María, que había amasado una cantidad importante de harina, permitió que se levantara gracias a la levadura que incorporó, y cuando la masa estuvo lista para comenzar a hacer los panes, salió al patio con los brazos aún un poco salpicados de blanco, y tomando las ramas de la última poda y algunas leñas más, se decidió a calentar el horno.
Primero arrugó unas pocas hojas de periódico que ubicó casi en el centro de la circunferencia que formaba la base del horno, sobre esos papeles colocó las ramas y hojarascas secas por el tiempo, dispuestas a arder intensamente no bien las lenguas del fuego comenzaran a acariciarlas; encima puso los troncos más gruesos y, fuego en mano, encendió la pequeña hoguera.
Merced a tener los hornos de barro un orificio en su parte superior, que toda la gente llama tronera, muy útil a la hora de crear la corriente de aire necesaria para que el fuego arda mejor, las llamas pronto aparecieron en la artesanal pira.
María observaba el fuego sin saber que a escasos centímetros de la hoguera, y de su propia cara, se encontraba la caja asesina conteniendo los cincuenta proyectiles.
El horno comenzó a calentarse. María miró por última vez su infiernillo y se dispuso a ingresar nuevamente a la casa para terminar la tarea de armar los panes y los panecillos con chicharrones.
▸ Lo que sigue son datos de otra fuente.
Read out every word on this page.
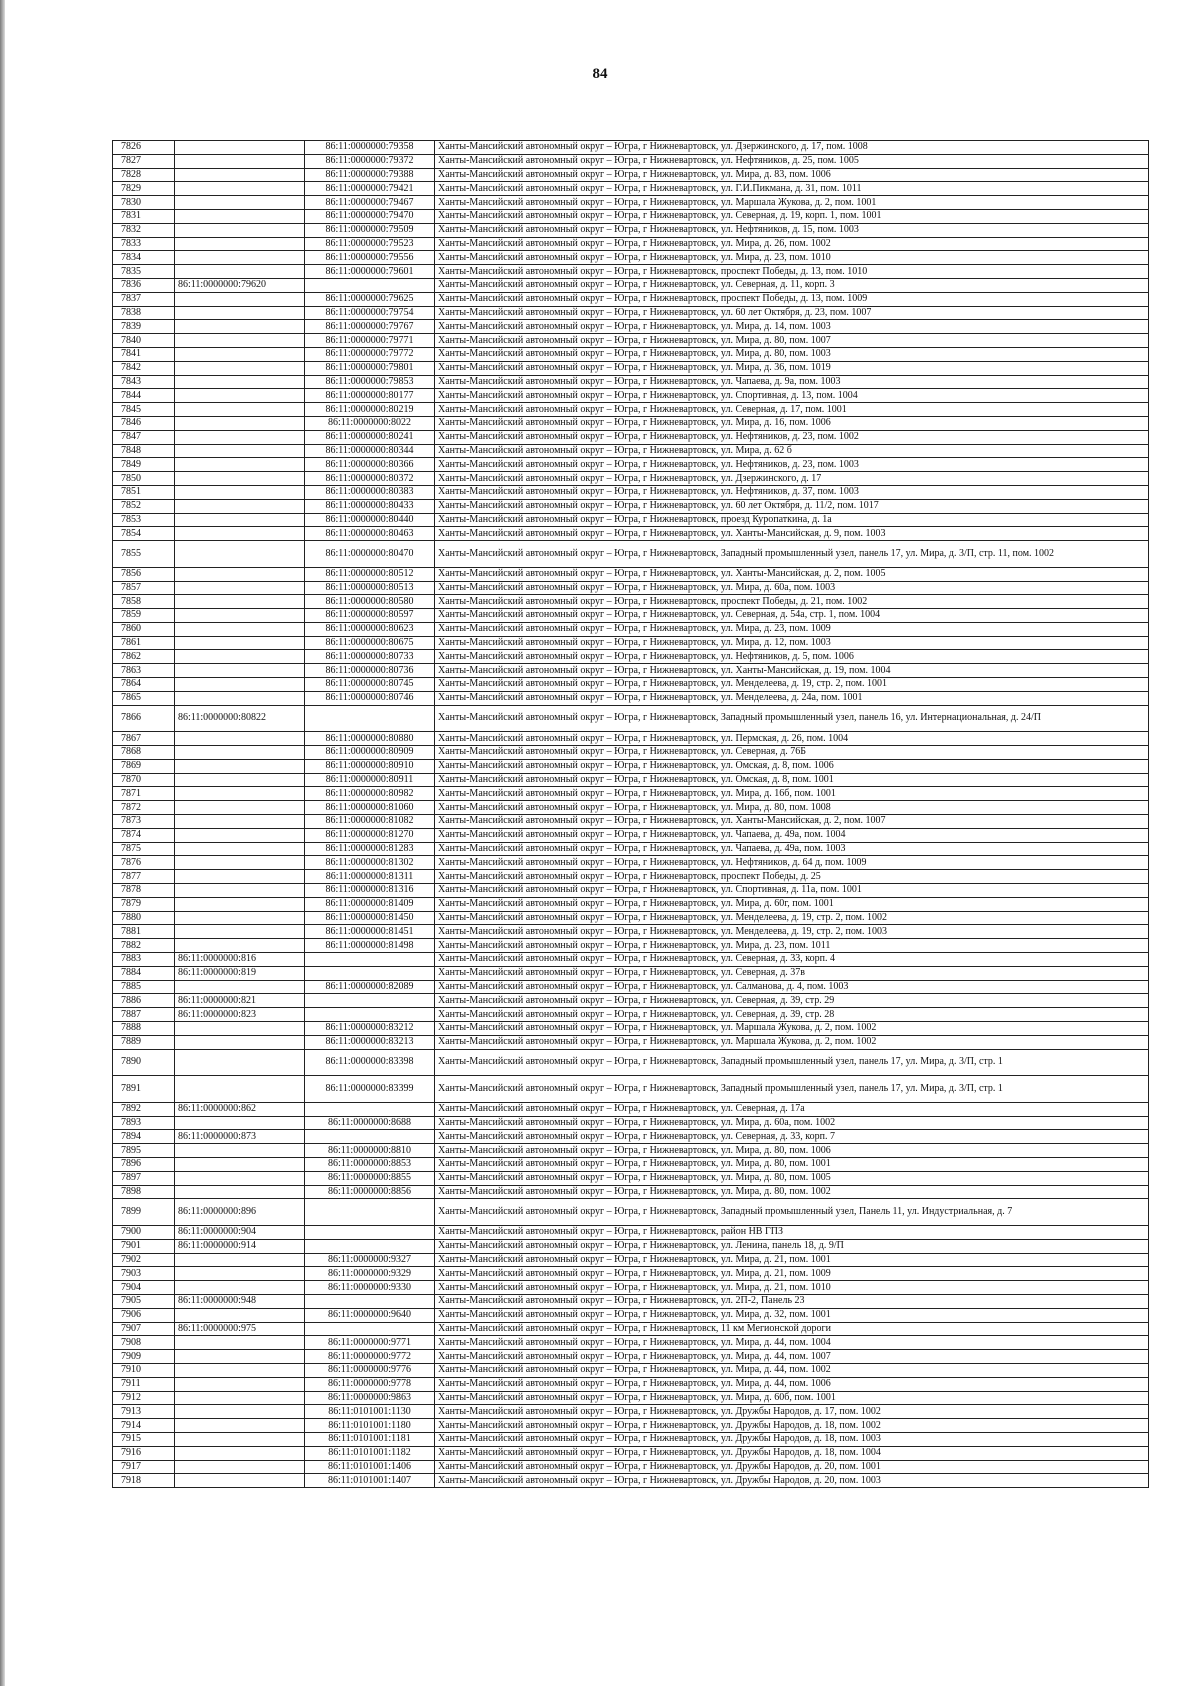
84
7826		86:11:0000000:79358	Ханты-Мансийский автономный округ – Югра, г Нижневартовск, ул. Дзержинского, д. 17, пом. 1008
7827		86:11:0000000:79372	Ханты-Мансийский автономный округ – Югра, г Нижневартовск, ул. Нефтяников, д. 25, пом. 1005
7828		86:11:0000000:79388	Ханты-Мансийский автономный округ – Югра, г Нижневартовск, ул. Мира, д. 83, пом. 1006
7829		86:11:0000000:79421	Ханты-Мансийский автономный округ – Югра, г Нижневартовск, ул. Г.И.Пикмана, д. 31, пом. 1011
7830		86:11:0000000:79467	Ханты-Мансийский автономный округ – Югра, г Нижневартовск, ул. Маршала Жукова, д. 2, пом. 1001
7831		86:11:0000000:79470	Ханты-Мансийский автономный округ – Югра, г Нижневартовск, ул. Северная, д. 19, корп. 1, пом. 1001
7832		86:11:0000000:79509	Ханты-Мансийский автономный округ – Югра, г Нижневартовск, ул. Нефтяников, д. 15, пом. 1003
7833		86:11:0000000:79523	Ханты-Мансийский автономный округ – Югра, г Нижневартовск, ул. Мира, д. 26, пом. 1002
7834		86:11:0000000:79556	Ханты-Мансийский автономный округ – Югра, г Нижневартовск, ул. Мира, д. 23, пом. 1010
7835		86:11:0000000:79601	Ханты-Мансийский автономный округ – Югра, г Нижневартовск, проспект Победы, д. 13, пом. 1010
7836	86:11:0000000:79620		Ханты-Мансийский автономный округ – Югра, г Нижневартовск, ул. Северная, д. 11, корп. 3
7837		86:11:0000000:79625	Ханты-Мансийский автономный округ – Югра, г Нижневартовск, проспект Победы, д. 13, пом. 1009
7838		86:11:0000000:79754	Ханты-Мансийский автономный округ – Югра, г Нижневартовск, ул. 60 лет Октября, д. 23, пом. 1007
7839		86:11:0000000:79767	Ханты-Мансийский автономный округ – Югра, г Нижневартовск, ул. Мира, д. 14, пом. 1003
7840		86:11:0000000:79771	Ханты-Мансийский автономный округ – Югра, г Нижневартовск, ул. Мира, д. 80, пом. 1007
7841		86:11:0000000:79772	Ханты-Мансийский автономный округ – Югра, г Нижневартовск, ул. Мира, д. 80, пом. 1003
7842		86:11:0000000:79801	Ханты-Мансийский автономный округ – Югра, г Нижневартовск, ул. Мира, д. 36, пом. 1019
7843		86:11:0000000:79853	Ханты-Мансийский автономный округ – Югра, г Нижневартовск, ул. Чапаева, д. 9а, пом. 1003
7844		86:11:0000000:80177	Ханты-Мансийский автономный округ – Югра, г Нижневартовск, ул. Спортивная, д. 13, пом. 1004
7845		86:11:0000000:80219	Ханты-Мансийский автономный округ – Югра, г Нижневартовск, ул. Северная, д. 17, пом. 1001
7846		86:11:0000000:8022	Ханты-Мансийский автономный округ – Югра, г Нижневартовск, ул. Мира, д. 16, пом. 1006
7847		86:11:0000000:80241	Ханты-Мансийский автономный округ – Югра, г Нижневартовск, ул. Нефтяников, д. 23, пом. 1002
7848		86:11:0000000:80344	Ханты-Мансийский автономный округ – Югра, г Нижневартовск, ул. Мира, д. 62 б
7849		86:11:0000000:80366	Ханты-Мансийский автономный округ – Югра, г Нижневартовск, ул. Нефтяников, д. 23, пом. 1003
7850		86:11:0000000:80372	Ханты-Мансийский автономный округ – Югра, г Нижневартовск, ул. Дзержинского, д. 17
7851		86:11:0000000:80383	Ханты-Мансийский автономный округ – Югра, г Нижневартовск, ул. Нефтяников, д. 37, пом. 1003
7852		86:11:0000000:80433	Ханты-Мансийский автономный округ – Югра, г Нижневартовск, ул. 60 лет Октября, д. 11/2, пом. 1017
7853		86:11:0000000:80440	Ханты-Мансийский автономный округ – Югра, г Нижневартовск, проезд Куропаткина, д. 1а
7854		86:11:0000000:80463	Ханты-Мансийский автономный округ – Югра, г Нижневартовск, ул. Ханты-Мансийская, д. 9, пом. 1003
7855		86:11:0000000:80470	Ханты-Мансийский автономный округ – Югра, г Нижневартовск, Западный промышленный узел, панель 17, ул. Мира, д. 3/П, стр. 11, пом. 1002
7856		86:11:0000000:80512	Ханты-Мансийский автономный округ – Югра, г Нижневартовск, ул. Ханты-Мансийская, д. 2, пом. 1005
7857		86:11:0000000:80513	Ханты-Мансийский автономный округ – Югра, г Нижневартовск, ул. Мира, д. 60а, пом. 1003
7858		86:11:0000000:80580	Ханты-Мансийский автономный округ – Югра, г Нижневартовск, проспект Победы, д. 21, пом. 1002
7859		86:11:0000000:80597	Ханты-Мансийский автономный округ – Югра, г Нижневартовск, ул. Северная, д. 54а, стр. 1, пом. 1004
7860		86:11:0000000:80623	Ханты-Мансийский автономный округ – Югра, г Нижневартовск, ул. Мира, д. 23, пом. 1009
7861		86:11:0000000:80675	Ханты-Мансийский автономный округ – Югра, г Нижневартовск, ул. Мира, д. 12, пом. 1003
7862		86:11:0000000:80733	Ханты-Мансийский автономный округ – Югра, г Нижневартовск, ул. Нефтяников, д. 5, пом. 1006
7863		86:11:0000000:80736	Ханты-Мансийский автономный округ – Югра, г Нижневартовск, ул. Ханты-Мансийская, д. 19, пом. 1004
7864		86:11:0000000:80745	Ханты-Мансийский автономный округ – Югра, г Нижневартовск, ул. Менделеева, д. 19, стр. 2, пом. 1001
7865		86:11:0000000:80746	Ханты-Мансийский автономный округ – Югра, г Нижневартовск, ул. Менделеева, д. 24а, пом. 1001
7866	86:11:0000000:80822		Ханты-Мансийский автономный округ – Югра, г Нижневартовск, Западный промышленный узел, панель 16, ул. Интернациональная, д. 24/П
7867		86:11:0000000:80880	Ханты-Мансийский автономный округ – Югра, г Нижневартовск, ул. Пермская, д. 26, пом. 1004
7868		86:11:0000000:80909	Ханты-Мансийский автономный округ – Югра, г Нижневартовск, ул. Северная, д. 76Б
7869		86:11:0000000:80910	Ханты-Мансийский автономный округ – Югра, г Нижневартовск, ул. Омская, д. 8, пом. 1006
7870		86:11:0000000:80911	Ханты-Мансийский автономный округ – Югра, г Нижневартовск, ул. Омская, д. 8, пом. 1001
7871		86:11:0000000:80982	Ханты-Мансийский автономный округ – Югра, г Нижневартовск, ул. Мира, д. 16б, пом. 1001
7872		86:11:0000000:81060	Ханты-Мансийский автономный округ – Югра, г Нижневартовск, ул. Мира, д. 80, пом. 1008
7873		86:11:0000000:81082	Ханты-Мансийский автономный округ – Югра, г Нижневартовск, ул. Ханты-Мансийская, д. 2, пом. 1007
7874		86:11:0000000:81270	Ханты-Мансийский автономный округ – Югра, г Нижневартовск, ул. Чапаева, д. 49а, пом. 1004
7875		86:11:0000000:81283	Ханты-Мансийский автономный округ – Югра, г Нижневартовск, ул. Чапаева, д. 49а, пом. 1003
7876		86:11:0000000:81302	Ханты-Мансийский автономный округ – Югра, г Нижневартовск, ул. Нефтяников, д. 64 д, пом. 1009
7877		86:11:0000000:81311	Ханты-Мансийский автономный округ – Югра, г Нижневартовск, проспект Победы, д. 25
7878		86:11:0000000:81316	Ханты-Мансийский автономный округ – Югра, г Нижневартовск, ул. Спортивная, д. 11а, пом. 1001
7879		86:11:0000000:81409	Ханты-Мансийский автономный округ – Югра, г Нижневартовск, ул. Мира, д. 60г, пом. 1001
7880		86:11:0000000:81450	Ханты-Мансийский автономный округ – Югра, г Нижневартовск, ул. Менделеева, д. 19, стр. 2, пом. 1002
7881		86:11:0000000:81451	Ханты-Мансийский автономный округ – Югра, г Нижневартовск, ул. Менделеева, д. 19, стр. 2, пом. 1003
7882		86:11:0000000:81498	Ханты-Мансийский автономный округ – Югра, г Нижневартовск, ул. Мира, д. 23, пом. 1011
7883	86:11:0000000:816		Ханты-Мансийский автономный округ – Югра, г Нижневартовск, ул. Северная, д. 33, корп. 4
7884	86:11:0000000:819		Ханты-Мансийский автономный округ – Югра, г Нижневартовск, ул. Северная, д. 37в
7885		86:11:0000000:82089	Ханты-Мансийский автономный округ – Югра, г Нижневартовск, ул. Салманова, д. 4, пом. 1003
7886	86:11:0000000:821		Ханты-Мансийский автономный округ – Югра, г Нижневартовск, ул. Северная, д. 39, стр. 29
7887	86:11:0000000:823		Ханты-Мансийский автономный округ – Югра, г Нижневартовск, ул. Северная, д. 39, стр. 28
7888		86:11:0000000:83212	Ханты-Мансийский автономный округ – Югра, г Нижневартовск, ул. Маршала Жукова, д. 2, пом. 1002
7889		86:11:0000000:83213	Ханты-Мансийский автономный округ – Югра, г Нижневартовск, ул. Маршала Жукова, д. 2, пом. 1002
7890		86:11:0000000:83398	Ханты-Мансийский автономный округ – Югра, г Нижневартовск, Западный промышленный узел, панель 17, ул. Мира, д. 3/П, стр. 1
7891		86:11:0000000:83399	Ханты-Мансийский автономный округ – Югра, г Нижневартовск, Западный промышленный узел, панель 17, ул. Мира, д. 3/П, стр. 1
7892	86:11:0000000:862		Ханты-Мансийский автономный округ – Югра, г Нижневартовск, ул. Северная, д. 17а
7893		86:11:0000000:8688	Ханты-Мансийский автономный округ – Югра, г Нижневартовск, ул. Мира, д. 60а, пом. 1002
7894	86:11:0000000:873		Ханты-Мансийский автономный округ – Югра, г Нижневартовск, ул. Северная, д. 33, корп. 7
7895		86:11:0000000:8810	Ханты-Мансийский автономный округ – Югра, г Нижневартовск, ул. Мира, д. 80, пом. 1006
7896		86:11:0000000:8853	Ханты-Мансийский автономный округ – Югра, г Нижневартовск, ул. Мира, д. 80, пом. 1001
7897		86:11:0000000:8855	Ханты-Мансийский автономный округ – Югра, г Нижневартовск, ул. Мира, д. 80, пом. 1005
7898		86:11:0000000:8856	Ханты-Мансийский автономный округ – Югра, г Нижневартовск, ул. Мира, д. 80, пом. 1002
7899	86:11:0000000:896		Ханты-Мансийский автономный округ – Югра, г Нижневартовск, Западный промышленный узел, Панель 11, ул. Индустриальная, д. 7
7900	86:11:0000000:904		Ханты-Мансийский автономный округ – Югра, г Нижневартовск, район НВ ГПЗ
7901	86:11:0000000:914		Ханты-Мансийский автономный округ – Югра, г Нижневартовск, ул. Ленина, панель 18, д. 9/П
7902		86:11:0000000:9327	Ханты-Мансийский автономный округ – Югра, г Нижневартовск, ул. Мира, д. 21, пом. 1001
7903		86:11:0000000:9329	Ханты-Мансийский автономный округ – Югра, г Нижневартовск, ул. Мира, д. 21, пом. 1009
7904		86:11:0000000:9330	Ханты-Мансийский автономный округ – Югра, г Нижневартовск, ул. Мира, д. 21, пом. 1010
7905	86:11:0000000:948		Ханты-Мансийский автономный округ – Югра, г Нижневартовск, ул. 2П-2, Панель 23
7906		86:11:0000000:9640	Ханты-Мансийский автономный округ – Югра, г Нижневартовск, ул. Мира, д. 32, пом. 1001
7907	86:11:0000000:975		Ханты-Мансийский автономный округ – Югра, г Нижневартовск, 11 км Мегионской дороги
7908		86:11:0000000:9771	Ханты-Мансийский автономный округ – Югра, г Нижневартовск, ул. Мира, д. 44, пом. 1004
7909		86:11:0000000:9772	Ханты-Мансийский автономный округ – Югра, г Нижневартовск, ул. Мира, д. 44, пом. 1007
7910		86:11:0000000:9776	Ханты-Мансийский автономный округ – Югра, г Нижневартовск, ул. Мира, д. 44, пом. 1002
7911		86:11:0000000:9778	Ханты-Мансийский автономный округ – Югра, г Нижневартовск, ул. Мира, д. 44, пом. 1006
7912		86:11:0000000:9863	Ханты-Мансийский автономный округ – Югра, г Нижневартовск, ул. Мира, д. 60б, пом. 1001
7913		86:11:0101001:1130	Ханты-Мансийский автономный округ – Югра, г Нижневартовск, ул. Дружбы Народов, д. 17, пом. 1002
7914		86:11:0101001:1180	Ханты-Мансийский автономный округ – Югра, г Нижневартовск, ул. Дружбы Народов, д. 18, пом. 1002
7915		86:11:0101001:1181	Ханты-Мансийский автономный округ – Югра, г Нижневартовск, ул. Дружбы Народов, д. 18, пом. 1003
7916		86:11:0101001:1182	Ханты-Мансийский автономный округ – Югра, г Нижневартовск, ул. Дружбы Народов, д. 18, пом. 1004
7917		86:11:0101001:1406	Ханты-Мансийский автономный округ – Югра, г Нижневартовск, ул. Дружбы Народов, д. 20, пом. 1001
7918		86:11:0101001:1407	Ханты-Мансийский автономный округ – Югра, г Нижневартовск, ул. Дружбы Народов, д. 20, пом. 1003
Había recorrido unos pocos pasos cuando la guerra se le vino encima.
Sin otro uniforme que su propia pollera, zapatillas de lona, los calcetines tres cuartos de algodón de su marido, suéter color rosa, y una capa de lana que ella misma tejió a dos agujas y que apenas le cubría la mitad de la espalda, oyó los primeros disparos sin saber exactamente qué estaba sucediendo en su apacible horneada.
Que sonara la primera detonación, que saltara un pedazo inmenso de barro de la pared del horno, y que la primera víctima gallinácea sucumbiera despanzurrada por la metralla fue una sola cosa.
María, atrincherándose detrás del tractor que estaba estacionado en las cercanías del horno, eje del conflicto bélico, rogaba por un casco militar que al menos le diese protección y que de todas formas le habría conferido cierto aire de combatiente que en ese momento no tenía.
A medida que el horno perdía su estructura, las gallinas perdían la vida, y el techo metálico del gallinero alivianaba su peso cada vez con más agujeros. Las pobres aves cacareaban corriendo enloquecidas y realizando cortos vuelos, muchos de los cuales le dieron a la emplumada protagonista el honor de morir en singular combate aéreo.
La guerra no duró demasiado, apenas unos cinco minutos de haber comenzado ya había terminado; sin embargo su balance fue terrible. Catorce aves, entre gallos y gallinas, habían regado con su sangre y sus plumas el campo de la desigual batalla. María presa de la histeria quedó desmayada apoyada en la rueda mayor de un tractor que lucía en su pintura las condecoraciones blanquecinas donde impactaron las balas. José aprendió de repente que la pólvora y el fuego nunca se llevaron bien. Mientras que el horno con su estructura gótica recién estrenada, comenzaba a rendir mudo recuerdo al fragor de las municiones de tan inusitada horneada.